Of course, the artist in residence (A.I.R.) policy was not the city's idea, but the result of heavy campaigning on the part of artists like Fluxus founder George Maciunas. In 1966, Maciunas had launched the Fluxhouse Cooperative Building Project in Soho. In this grand property development plan, made possible by a U.S. Federal Housing Authority subsidy, Maciunas bought abandoned buildings and converted them into loft studios, then sold off the floors, or simply gave them away. Fluxus's goal was to circumvent the elitism, exclusivity and centralization of the art world by giving artists control over the exhibition and distribution of their work, and the co-ops, live-work lofts and empty storefronts created spaces to do that.3 The lofts were raw. In many cases they cam equipped with archaic plumbing, no electricity and no heat. But it was cheap real estate.

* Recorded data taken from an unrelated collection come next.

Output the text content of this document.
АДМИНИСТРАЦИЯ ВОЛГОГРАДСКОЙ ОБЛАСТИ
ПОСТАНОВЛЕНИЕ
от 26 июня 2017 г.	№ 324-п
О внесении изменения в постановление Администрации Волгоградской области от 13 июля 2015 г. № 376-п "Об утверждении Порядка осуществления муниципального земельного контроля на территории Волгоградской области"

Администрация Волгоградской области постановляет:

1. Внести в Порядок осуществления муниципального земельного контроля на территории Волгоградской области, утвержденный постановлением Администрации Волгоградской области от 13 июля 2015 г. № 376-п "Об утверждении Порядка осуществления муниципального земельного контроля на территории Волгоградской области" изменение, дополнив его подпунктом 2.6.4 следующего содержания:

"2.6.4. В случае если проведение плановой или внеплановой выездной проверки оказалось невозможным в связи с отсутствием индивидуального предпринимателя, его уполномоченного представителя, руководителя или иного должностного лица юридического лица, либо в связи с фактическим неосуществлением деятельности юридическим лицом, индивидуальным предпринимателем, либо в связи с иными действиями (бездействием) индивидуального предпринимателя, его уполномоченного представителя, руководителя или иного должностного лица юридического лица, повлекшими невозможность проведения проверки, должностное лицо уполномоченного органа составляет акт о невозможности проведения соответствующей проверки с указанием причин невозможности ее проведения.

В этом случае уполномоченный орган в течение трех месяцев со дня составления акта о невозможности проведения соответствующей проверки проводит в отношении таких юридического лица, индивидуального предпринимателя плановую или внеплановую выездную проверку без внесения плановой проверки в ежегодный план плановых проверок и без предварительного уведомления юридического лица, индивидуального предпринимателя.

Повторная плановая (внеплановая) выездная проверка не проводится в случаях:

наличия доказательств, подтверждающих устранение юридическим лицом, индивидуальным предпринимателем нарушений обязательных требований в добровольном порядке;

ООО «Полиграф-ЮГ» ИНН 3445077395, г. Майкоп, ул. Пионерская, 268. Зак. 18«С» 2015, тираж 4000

The very idea of "rezoning" resonated philosophically with minimalists, conceptualists, performance artists and Fluxus figures. All were seeking to merge disciplinary categories and blur the line between art and everyday life. Geographically distancing themselves from the crowded and competitive world of commercial galleries above 14th Street, the Soho artists adopted alternative, cooperative models for exhibiting and distributing their work: Anthology Film Archives (1969), The Kitchen (1971), Electronic Arts Intermix (1971), 3 Mercer Street (1971), Artists Space (1972) and many others.